By Samantha Leader
Tracy Higginbotham has had entrepreneurship in her blood since she was a little girl. She watched generations of successful women business owners in her family, including her mother and aunt.
She decided to follow in their footsteps, earning a bachelor of science degree in business administration from SUNY Oswego and completing postgraduate studies in business management.
At 30 years old, Tracy decided to leave her job with Lemoyne College and pursue her passion in event planning. She had two sons, a 3-year-old and a 3-month-old, and her goal was to stay active working while being home with her children. Inspired by her mother, on Aug. 8, 1995, she launched Five Star Events, event-planning company. She ran Five Star Events from 1995-2005.
Many things go into being a successful entrepreneur, but according to Tracy, sales plays a big part.
“Your job when you start is half service and half sales,” Tracy said. “I took a 10-week sales course when I started Five Star Events. It taught me how to present myself in press releases, marketing and sales.”
One of the biggest parts of keeping a business going is networking. In 1996, in order to help in that endeavor, Tracy joined WBOC, a local group that helps women entrepreneurs. At the time, the group only included only eight women. She quickly rose to lead the group.
“During this time, there weren’t many women entrepreneurs, so banks, universities, mortgage companies, etc., weren’t interested in investing in women,” she said. “Many women would call me from Syracuse, Utica, other towns, looking for advice.”
Eventually this led Tracy to leave her event planning business behind to start WomenTIES (Women Together Inspiring Entrepreneur Success) in 2005. The goal of this organization was to bring together women entrepreneurs from all regions and help them market their businesses.
“WomenTIES provides people with connections to women based businesses to do work with, instead of men,” she said. “Women still don’t make as much as men. Therefore my goal is to get the names of these women-based businesses out instead of going directly to a man-based one.”
WomenTIES is going on its 14thyear of holding regional events offering advice to women from Albany, Rochester, Binghamton, Syracuse, the Mohawk Valley and beyond. The company now has more than 300 members (local, state, and national) and 60 regional volunteers.

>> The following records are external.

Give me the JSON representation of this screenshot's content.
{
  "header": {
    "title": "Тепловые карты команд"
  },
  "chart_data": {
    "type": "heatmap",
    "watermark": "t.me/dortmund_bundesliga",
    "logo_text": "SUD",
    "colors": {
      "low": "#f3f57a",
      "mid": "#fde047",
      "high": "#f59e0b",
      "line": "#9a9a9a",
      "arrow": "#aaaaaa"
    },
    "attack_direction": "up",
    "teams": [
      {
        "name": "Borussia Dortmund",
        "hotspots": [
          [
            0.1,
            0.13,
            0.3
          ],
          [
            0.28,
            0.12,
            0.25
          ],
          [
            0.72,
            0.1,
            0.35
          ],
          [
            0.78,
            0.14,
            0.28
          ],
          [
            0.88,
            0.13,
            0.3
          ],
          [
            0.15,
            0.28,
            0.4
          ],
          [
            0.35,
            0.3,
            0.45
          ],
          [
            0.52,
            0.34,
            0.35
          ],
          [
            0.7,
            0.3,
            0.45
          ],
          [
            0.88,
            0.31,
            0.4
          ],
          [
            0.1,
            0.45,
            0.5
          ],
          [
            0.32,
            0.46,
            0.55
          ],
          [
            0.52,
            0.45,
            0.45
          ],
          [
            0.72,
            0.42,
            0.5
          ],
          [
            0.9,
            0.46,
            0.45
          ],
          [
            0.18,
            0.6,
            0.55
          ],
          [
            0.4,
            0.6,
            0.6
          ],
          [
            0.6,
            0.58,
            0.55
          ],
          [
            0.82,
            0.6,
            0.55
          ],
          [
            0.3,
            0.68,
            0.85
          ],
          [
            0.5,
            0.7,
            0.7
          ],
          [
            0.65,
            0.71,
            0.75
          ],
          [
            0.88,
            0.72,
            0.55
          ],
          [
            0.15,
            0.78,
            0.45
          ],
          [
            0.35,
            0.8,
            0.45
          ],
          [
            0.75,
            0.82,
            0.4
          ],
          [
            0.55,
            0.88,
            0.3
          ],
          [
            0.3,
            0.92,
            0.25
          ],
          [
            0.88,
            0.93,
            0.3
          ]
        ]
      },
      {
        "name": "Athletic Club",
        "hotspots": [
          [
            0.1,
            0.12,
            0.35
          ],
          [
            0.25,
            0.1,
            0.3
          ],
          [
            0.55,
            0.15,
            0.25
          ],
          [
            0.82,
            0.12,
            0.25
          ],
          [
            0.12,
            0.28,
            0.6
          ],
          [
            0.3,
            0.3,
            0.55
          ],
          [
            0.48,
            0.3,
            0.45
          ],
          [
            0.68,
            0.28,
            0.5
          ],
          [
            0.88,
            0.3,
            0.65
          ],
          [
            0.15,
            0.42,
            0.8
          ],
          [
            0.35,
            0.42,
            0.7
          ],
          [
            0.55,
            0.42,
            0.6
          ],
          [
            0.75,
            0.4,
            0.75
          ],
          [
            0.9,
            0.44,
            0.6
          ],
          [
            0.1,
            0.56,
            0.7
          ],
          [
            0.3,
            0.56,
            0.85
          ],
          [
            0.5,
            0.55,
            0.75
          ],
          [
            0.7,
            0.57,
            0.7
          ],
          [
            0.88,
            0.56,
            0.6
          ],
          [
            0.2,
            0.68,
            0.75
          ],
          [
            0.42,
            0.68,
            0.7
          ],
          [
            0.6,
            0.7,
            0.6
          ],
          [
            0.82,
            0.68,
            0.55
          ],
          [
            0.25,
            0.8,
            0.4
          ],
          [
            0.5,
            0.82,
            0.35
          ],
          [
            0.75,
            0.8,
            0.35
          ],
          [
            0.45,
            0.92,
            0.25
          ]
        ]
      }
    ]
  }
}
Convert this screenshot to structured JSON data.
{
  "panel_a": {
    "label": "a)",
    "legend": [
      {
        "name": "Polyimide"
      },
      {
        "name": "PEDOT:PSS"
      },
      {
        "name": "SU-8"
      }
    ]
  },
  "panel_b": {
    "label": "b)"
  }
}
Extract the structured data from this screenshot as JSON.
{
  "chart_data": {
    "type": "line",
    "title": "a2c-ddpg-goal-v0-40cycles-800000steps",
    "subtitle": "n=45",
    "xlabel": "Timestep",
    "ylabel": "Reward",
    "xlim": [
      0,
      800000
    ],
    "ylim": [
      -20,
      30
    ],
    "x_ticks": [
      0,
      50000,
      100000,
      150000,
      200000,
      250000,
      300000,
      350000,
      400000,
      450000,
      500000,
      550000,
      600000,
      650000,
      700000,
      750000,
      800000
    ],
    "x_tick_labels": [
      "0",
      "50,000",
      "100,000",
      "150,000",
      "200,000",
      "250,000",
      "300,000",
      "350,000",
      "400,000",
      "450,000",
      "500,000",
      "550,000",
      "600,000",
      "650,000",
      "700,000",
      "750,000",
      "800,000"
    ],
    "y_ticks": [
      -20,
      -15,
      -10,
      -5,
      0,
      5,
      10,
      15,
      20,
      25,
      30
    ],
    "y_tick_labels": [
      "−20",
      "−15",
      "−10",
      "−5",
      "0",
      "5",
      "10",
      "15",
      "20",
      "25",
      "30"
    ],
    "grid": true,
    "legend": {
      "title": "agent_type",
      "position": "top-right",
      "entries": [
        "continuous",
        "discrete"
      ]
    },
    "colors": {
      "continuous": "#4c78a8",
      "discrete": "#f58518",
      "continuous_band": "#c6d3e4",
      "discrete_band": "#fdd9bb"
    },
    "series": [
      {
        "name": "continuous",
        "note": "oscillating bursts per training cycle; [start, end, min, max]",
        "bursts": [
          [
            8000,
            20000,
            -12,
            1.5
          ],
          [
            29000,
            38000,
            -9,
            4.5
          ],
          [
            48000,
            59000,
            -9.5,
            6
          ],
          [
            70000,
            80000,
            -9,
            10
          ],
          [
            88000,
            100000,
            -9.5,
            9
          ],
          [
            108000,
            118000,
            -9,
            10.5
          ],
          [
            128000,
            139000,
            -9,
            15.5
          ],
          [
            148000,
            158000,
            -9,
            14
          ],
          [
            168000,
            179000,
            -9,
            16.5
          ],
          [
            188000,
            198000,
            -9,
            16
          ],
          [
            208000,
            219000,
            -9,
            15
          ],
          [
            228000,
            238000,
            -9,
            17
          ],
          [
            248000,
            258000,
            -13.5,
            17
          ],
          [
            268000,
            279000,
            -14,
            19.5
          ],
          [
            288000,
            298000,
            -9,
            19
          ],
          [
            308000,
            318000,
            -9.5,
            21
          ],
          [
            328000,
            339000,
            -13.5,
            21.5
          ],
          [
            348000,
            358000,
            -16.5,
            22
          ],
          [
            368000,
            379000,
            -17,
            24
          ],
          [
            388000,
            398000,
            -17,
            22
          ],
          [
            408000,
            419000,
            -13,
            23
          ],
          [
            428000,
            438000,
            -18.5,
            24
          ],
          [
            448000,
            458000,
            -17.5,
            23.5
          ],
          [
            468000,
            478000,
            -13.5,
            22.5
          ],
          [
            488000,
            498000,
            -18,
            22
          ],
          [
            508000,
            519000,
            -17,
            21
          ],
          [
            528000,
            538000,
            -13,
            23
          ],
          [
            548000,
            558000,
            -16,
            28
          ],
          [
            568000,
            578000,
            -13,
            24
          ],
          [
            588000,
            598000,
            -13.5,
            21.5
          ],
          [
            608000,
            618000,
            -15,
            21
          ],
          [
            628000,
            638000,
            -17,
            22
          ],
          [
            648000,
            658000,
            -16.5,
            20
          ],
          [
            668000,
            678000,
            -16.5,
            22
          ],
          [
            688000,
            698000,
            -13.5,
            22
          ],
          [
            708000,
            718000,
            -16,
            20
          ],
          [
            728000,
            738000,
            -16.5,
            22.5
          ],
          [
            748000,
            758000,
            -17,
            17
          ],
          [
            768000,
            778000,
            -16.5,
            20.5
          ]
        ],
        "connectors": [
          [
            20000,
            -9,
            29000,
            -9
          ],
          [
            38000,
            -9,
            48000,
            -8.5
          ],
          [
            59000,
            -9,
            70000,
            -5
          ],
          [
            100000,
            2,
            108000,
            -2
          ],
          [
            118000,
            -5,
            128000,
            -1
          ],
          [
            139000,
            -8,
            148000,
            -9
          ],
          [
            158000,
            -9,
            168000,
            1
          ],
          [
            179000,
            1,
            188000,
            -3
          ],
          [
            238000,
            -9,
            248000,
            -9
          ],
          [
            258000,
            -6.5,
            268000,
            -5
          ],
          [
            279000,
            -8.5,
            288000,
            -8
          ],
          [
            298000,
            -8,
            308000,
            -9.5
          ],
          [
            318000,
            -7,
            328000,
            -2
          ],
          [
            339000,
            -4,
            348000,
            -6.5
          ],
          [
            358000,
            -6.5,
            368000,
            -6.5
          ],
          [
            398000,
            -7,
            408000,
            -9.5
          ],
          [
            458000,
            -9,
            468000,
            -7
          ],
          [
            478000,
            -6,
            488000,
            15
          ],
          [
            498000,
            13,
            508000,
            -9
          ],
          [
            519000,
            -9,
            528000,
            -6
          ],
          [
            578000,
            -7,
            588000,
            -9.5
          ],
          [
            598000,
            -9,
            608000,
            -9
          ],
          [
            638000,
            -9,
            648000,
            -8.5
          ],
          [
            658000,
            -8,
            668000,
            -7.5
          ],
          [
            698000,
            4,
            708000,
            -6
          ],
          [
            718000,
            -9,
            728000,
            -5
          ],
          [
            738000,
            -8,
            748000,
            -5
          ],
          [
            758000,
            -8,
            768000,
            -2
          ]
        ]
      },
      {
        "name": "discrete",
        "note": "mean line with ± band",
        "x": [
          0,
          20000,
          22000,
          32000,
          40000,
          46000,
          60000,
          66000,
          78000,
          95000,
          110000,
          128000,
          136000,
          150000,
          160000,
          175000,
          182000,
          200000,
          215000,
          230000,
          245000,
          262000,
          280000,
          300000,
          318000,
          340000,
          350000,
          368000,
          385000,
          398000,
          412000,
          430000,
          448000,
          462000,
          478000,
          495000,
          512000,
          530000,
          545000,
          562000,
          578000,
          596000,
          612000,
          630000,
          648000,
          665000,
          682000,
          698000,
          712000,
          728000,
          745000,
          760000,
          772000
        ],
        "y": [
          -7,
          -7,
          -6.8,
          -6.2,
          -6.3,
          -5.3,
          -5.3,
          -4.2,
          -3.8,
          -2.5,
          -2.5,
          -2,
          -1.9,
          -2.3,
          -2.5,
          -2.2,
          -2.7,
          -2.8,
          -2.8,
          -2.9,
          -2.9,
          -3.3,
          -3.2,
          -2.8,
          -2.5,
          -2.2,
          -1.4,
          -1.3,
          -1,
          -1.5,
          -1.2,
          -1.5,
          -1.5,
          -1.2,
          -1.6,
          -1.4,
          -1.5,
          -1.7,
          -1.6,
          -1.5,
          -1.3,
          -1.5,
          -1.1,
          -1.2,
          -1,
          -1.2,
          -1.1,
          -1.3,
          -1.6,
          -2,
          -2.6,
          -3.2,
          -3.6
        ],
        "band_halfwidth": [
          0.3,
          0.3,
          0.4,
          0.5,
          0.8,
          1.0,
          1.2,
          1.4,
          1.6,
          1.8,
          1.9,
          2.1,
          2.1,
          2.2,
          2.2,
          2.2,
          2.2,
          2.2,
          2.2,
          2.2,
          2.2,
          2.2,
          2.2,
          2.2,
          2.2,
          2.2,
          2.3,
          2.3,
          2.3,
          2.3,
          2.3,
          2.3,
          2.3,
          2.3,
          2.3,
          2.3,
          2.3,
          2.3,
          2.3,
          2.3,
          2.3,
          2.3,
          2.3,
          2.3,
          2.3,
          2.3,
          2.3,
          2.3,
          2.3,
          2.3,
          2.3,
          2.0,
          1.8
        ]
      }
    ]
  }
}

“Being your own boss makes it possible to stay active working while having children,” she said, “Technology makes it possible for women to stay in touch with their business, marketing and sales all out of the house.”
It takes three years to be financially successful in entrepreneurship. After three years, a person can increase their fees and do more business, according to Tracy.
“Every women has the ability to be an entrepreneur, but the three main things to remember are to surround yourself with other women entrepreneurs doing what you’re doing for support and celebration; strengthen your sales skills, realizing it can be a roller coaster, but it will be a positive experience; and lastly, surround yourself with pink flowers,” Tracy said.